PNF - Capítulo 40

1.6K 221 73
                                    

[Rodrigo Aguilar]


Tá tudo bem, se com bem você quer dizer mal.

Ultimamente eu venho me sentindo como os músicos do Titanic: vendo que o barco está afundando, mas me mantendo pleno, enquanto toco meu violoncelo e finjo que nada está acontecendo.

Eu sou o barco... não, melhor ainda, minha vida é o barco, que se inclina todo afundando a parte traseira e depois ainda quebra ao meio e afunda a parte da frente. Trágico! Mas como se ainda não bastasse, ainda existe o romance água com açúcar central que acaba roubando toda a cena, mas que não vinga por causa deles próprios.

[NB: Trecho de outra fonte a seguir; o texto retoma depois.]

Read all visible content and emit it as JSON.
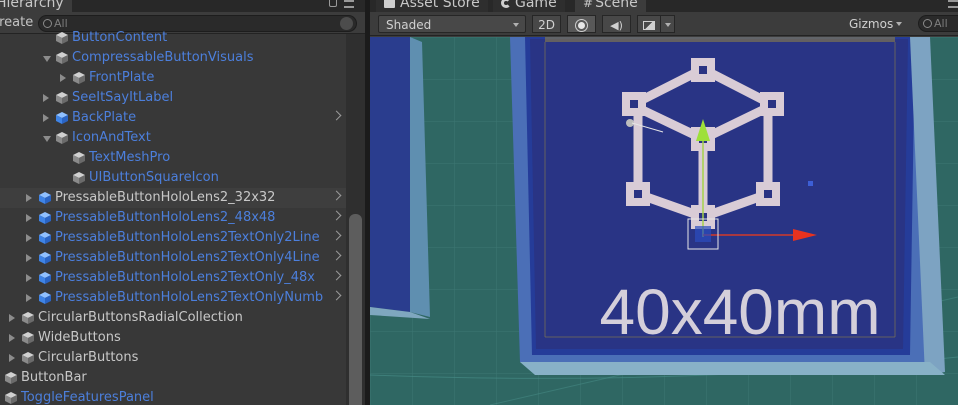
{
  "hierarchy": {
    "tab_label": "Hierarchy",
    "create_label": "Create",
    "search_placeholder": "All",
    "rows": [
      {
        "label": "ButtonContent",
        "indent": 3,
        "arrow": "none",
        "color": "blue"
      },
      {
        "label": "CompressableButtonVisuals",
        "indent": 3,
        "arrow": "down",
        "color": "blue"
      },
      {
        "label": "FrontPlate",
        "indent": 4,
        "arrow": "right",
        "color": "blue"
      },
      {
        "label": "SeeItSayItLabel",
        "indent": 3,
        "arrow": "right",
        "color": "blue"
      },
      {
        "label": "BackPlate",
        "indent": 3,
        "arrow": "right",
        "color": "blue",
        "chevron": true,
        "icon": "blue"
      },
      {
        "label": "IconAndText",
        "indent": 3,
        "arrow": "down",
        "color": "blue"
      },
      {
        "label": "TextMeshPro",
        "indent": 4,
        "arrow": "none",
        "color": "blue"
      },
      {
        "label": "UIButtonSquareIcon",
        "indent": 4,
        "arrow": "none",
        "color": "blue"
      },
      {
        "label": "PressableButtonHoloLens2_32x32",
        "indent": 2,
        "arrow": "right",
        "color": "white",
        "chevron": true,
        "icon": "blue",
        "selected": true
      },
      {
        "label": "PressableButtonHoloLens2_48x48",
        "indent": 2,
        "arrow": "right",
        "color": "blue",
        "chevron": true,
        "icon": "blue"
      },
      {
        "label": "PressableButtonHoloLens2TextOnly2Line",
        "indent": 2,
        "arrow": "right",
        "color": "blue",
        "chevron": true,
        "icon": "blue"
      },
      {
        "label": "PressableButtonHoloLens2TextOnly4Line",
        "indent": 2,
        "arrow": "right",
        "color": "blue",
        "chevron": true,
        "icon": "blue"
      },
      {
        "label": "PressableButtonHoloLens2TextOnly_48x",
        "indent": 2,
        "arrow": "right",
        "color": "blue",
        "chevron": true,
        "icon": "blue"
      },
      {
        "label": "PressableButtonHoloLens2TextOnlyNumb",
        "indent": 2,
        "arrow": "right",
        "color": "blue",
        "chevron": true,
        "icon": "blue"
      },
      {
        "label": "CircularButtonsRadialCollection",
        "indent": 1,
        "arrow": "right",
        "color": "white"
      },
      {
        "label": "WideButtons",
        "indent": 1,
        "arrow": "right",
        "color": "white"
      },
      {
        "label": "CircularButtons",
        "indent": 1,
        "arrow": "right",
        "color": "white"
      },
      {
        "label": "ButtonBar",
        "indent": 0,
        "arrow": "none",
        "color": "white"
      },
      {
        "label": "ToggleFeaturesPanel",
        "indent": 0,
        "arrow": "none",
        "color": "blue"
      }
    ]
  },
  "scene": {
    "tabs": [
      "Asset Store",
      "Game",
      "Scene"
    ],
    "shading_mode": "Shaded",
    "mode_2d": "2D",
    "gizmos_label": "Gizmos",
    "search_placeholder": "All",
    "plate_text": "40x40mm"
  }
}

Eu nem sei mais o que eu tô falando.

Fazia uma semana desde que fomos descobertos e tivemos aquela conversa com nossos filhos, onde as coisas não deram muito certo por assim dizer, e, fazia uma semana também que eu vinha tendo rasas notícias do Miguel. Vale constar que não foram por falta de tentativas minhas, aliás, o que eu mais tinha feito era tentar. Tentei reunir todos novamente para uma nova conversa, tentei falar com ele sozinho para que conversássemos a respeito disso, e por fim, tentei fazer com que não perdêssemos aquilo que já tínhamos conquistado, o chamando para fazer algo junto, ou apenas nos vermos como antes. Tudo em vão e isso me assustava ao mesmo tempo em que me deixava um tanto quanto deprimido. Será que ele tinha desistido? Desistido sem nem ao menos tentar ou sequer me dizer que desistiu? Isso era...

—Com qual- vo... você tá chorando, Chef?

Fui surpreendido pelo Vicente aparecendo por trás de mim, certamente vindo me perguntar algo da cozinha, e se surpreendendo com o líquido de aparência duvidosa escorrendo pelos meus olhos.

—Não, é só a cebola.

Eu não chorava. Nunca. O máximo que acontecia era um suor que saía dos meus olhos de vez em quando.

—Mas você tá cortando batata...

Parei imediatamente com os movimentos da faca, porque ninguém gosta de dedos cortados, e olhei pra cima, o encarando. Ele tinha cortado o cabelo? Ué.

—Batatas são mais propensas a choro do que cebolas. – Quem nunca cortou uma batata e chorou que atire a primeira pedra.

—Tá tudo bem, Rodrigo?

—Defina o estado de bem...

Tô respirando? Tô. Meus órgãos tão funcionando corretamente? Eu espero que sim. Saúde? Dr. Toninho disse que só preciso baixar o colesterol. Mas o resto...

—Se quiser conversar... Eu sei que a gente não tem mais nada, nem nunca tivemos na verdade, e eu fiquei um pouco chateado quando você simplesmente sumiu... Enfim, eu estarei aqui para conversar.

Maldito suor que se multiplicou nos meus olhos ao ouvi-lo oferecer ajuda.

—Obrigado Vicente.

Mesmo sabendo que eu não iria alugar ninguém com meus problemas, principalmente ele, agradeci humildemente e sincero, afinal, não é sempre que você sabe que tem pessoas com quem contar.

Trabalhei no restaurante naquele dia fazendo coisas que eu já nem era mais acostumado a fazer ou que já existiam pessoas delegadas àquela função, eu estava tomando trabalho dos outros sim, mas eu precisava ocupar a cabeça.

O fato de ver tudo desmoronando aos poucos, me fez desmoronar também, foi mais forte que eu e eu simplesmente não consegui evitar, e pior que eu nem era assim. Tudo que eu pensava estar sob controle, foi esvaindo de uma forma tão rápida que mal deu tempo de segurar ou tentar consertar. Foi tipo infiltração, quando você se da conta, já é tarde demais.